Engineering

Infrared Light is Used by Researchers to Transmit Power Wirelessly Across 30 Meters

Infrared Light is Used by Researchers to Transmit Power Wirelessly Across 30 Meters

Infrared light is a type of electromagnetic radiation that has longer wavelengths than visible light, but shorter wavelengths than microwaves. It is sometimes referred to as “heat radiation” because objects that are warm emit it, and it is often used in heat-sensitive imaging applications.

Imagine your smartphone automatically starting to charge as you enter an airport or grocery shop. According to a new wireless laser charging technology that resolves some of the issues that have impeded earlier attempts to create secure and practical on-the-go charging systems, this might become a reality one day.

“The ability to power devices wirelessly could eliminate the need to carry around power cables for our phones or tablets,” said research team leader Jinyong Ha from Sejong University in South Korea. “It could also power various sensors such as those in Internet of Things (IoT) devices and sensors used for monitoring processes in manufacturing plants.”

The researchers explain their innovative method, which employs infrared light to securely transfer huge levels of power, in the Optica Publishing Group journal Optics Express. According to laboratory studies, it was capable of transferring 400 mW of light power up to 30 meters. With future advancement, this power could be boosted to levels required to charge mobile devices. It is adequate for charging sensors.

Several techniques have been studied for long-range wireless power transfer. It has been challenging to reliably transmit enough power across meter-level distances, though. The researchers developed distributed laser charging, which has recently received increasing attention for this application because it offers secure high-power illumination with less light loss, to get around this problem.

“While most other approaches require the receiving device to be in a special charging cradle or to be stationary, distributed laser charging enables self-alignment without tracking processes as long as the transmitter and receiver are in the line of sight of each other,” said Ha. “It also automatically shifts to a safe low power delivery mode if an object or a person blocks the line of sight.”

Going the distance

Distributed laser charge functions similarly to a conventional laser, except the optical parts of the laser cavity are split into a transmitter and a receiver rather than being combined into one unit.

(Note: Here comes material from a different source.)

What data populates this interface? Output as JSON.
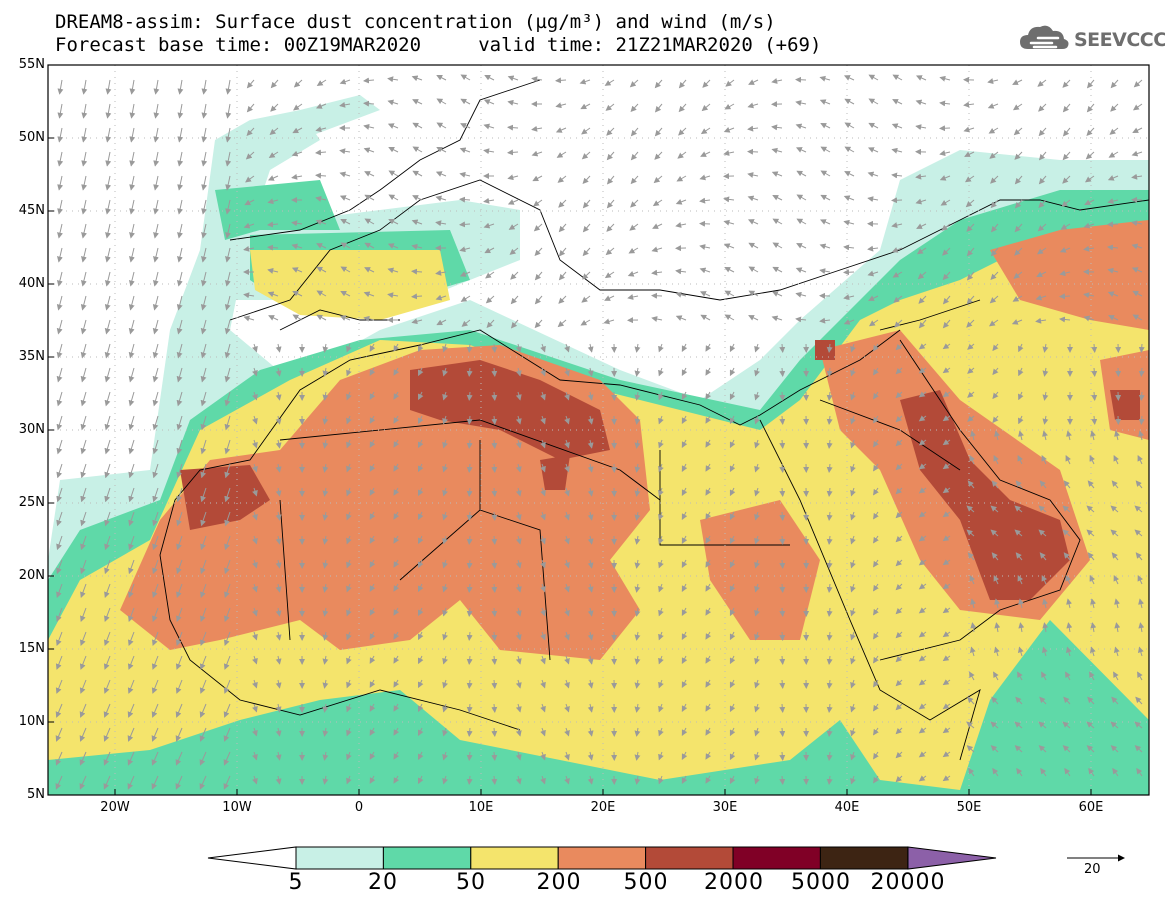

The ability to power devices wirelessly could eliminate the need to carry around power cables for our phones or tablets. It could also power various sensors such as those in Internet of Things (IoT) devices and sensors used for monitoring processes in manufacturing plants.

Jinyong Ha

The device may deliver light-based power when the transmitter and receiver are in line of sight because a laser cavity is created between them over the air or other open space. To achieve hazard-free power distribution in the air, the system automatically shifts to a power-safe mode whenever an obstruction blocks the transmitter-receiver line of sight.

Researchers employed an optical power source with an erbium-doped fiber amplifier and a core wavelength of 1550 nm in the novel system. At the power levels utilized, this wavelength range is in the safest part of the spectrum and doesn’t harm skin or eyes in humans. A wavelength division multiplexing filter, another essential component, produced a narrowband beam with optical strength that was safe for free space propagation.

“In the receiver unit, we incorporated a spherical ball lens retroreflector to facilitate 360-degree transmitter-receiver alignment, which maximized the power transfer efficiency,” said Ha. “We experimentally observed that the system’s overall performance depended on the refractive index of the ball lens, with a 2.003 refractive index being the most effective.”

Laboratory testing

The researchers separated a transmitter and a receiver by 30 meters to show how the system worked. The receiver unit featured a retroreflector, a photovoltaic cell that transforms the optical signal into electrical power, and an LED that glows when power is being given. The transmitter was made of the erbium-doped fiber amplifier optical source. It would be simple to include this receiver, which measures roughly 10 by 10, into gadgets and sensors.

The experimental results showed that a single-channel wireless optical power transfer system could provide an optical power of 400 mW with a channel linewidth of 1 nm over a distance of 30 meters. The photovoltaic converted this to an electrical power of 85 mW.

The researchers also demonstrated how, when the line of sight was broken by a human hand, the device switched immediately to a safe power transfer mode. The transmitter generated a very low intensity light in this mode that posed no danger to people.

“Using the laser charging system to replace power cords in factories could save on maintenance and replacement costs,” said Ha. “This could be particularly useful in harsh environments where electrical connections can cause interference or pose a fire hazard.”

The researchers are working to make the system more useful now that they have successfully proved it. For instance, the solar cell’s efficiency could be raised to more effectively convert light into electrical power. Also, they want to figure out how to charge numerous receivers at once using the technology.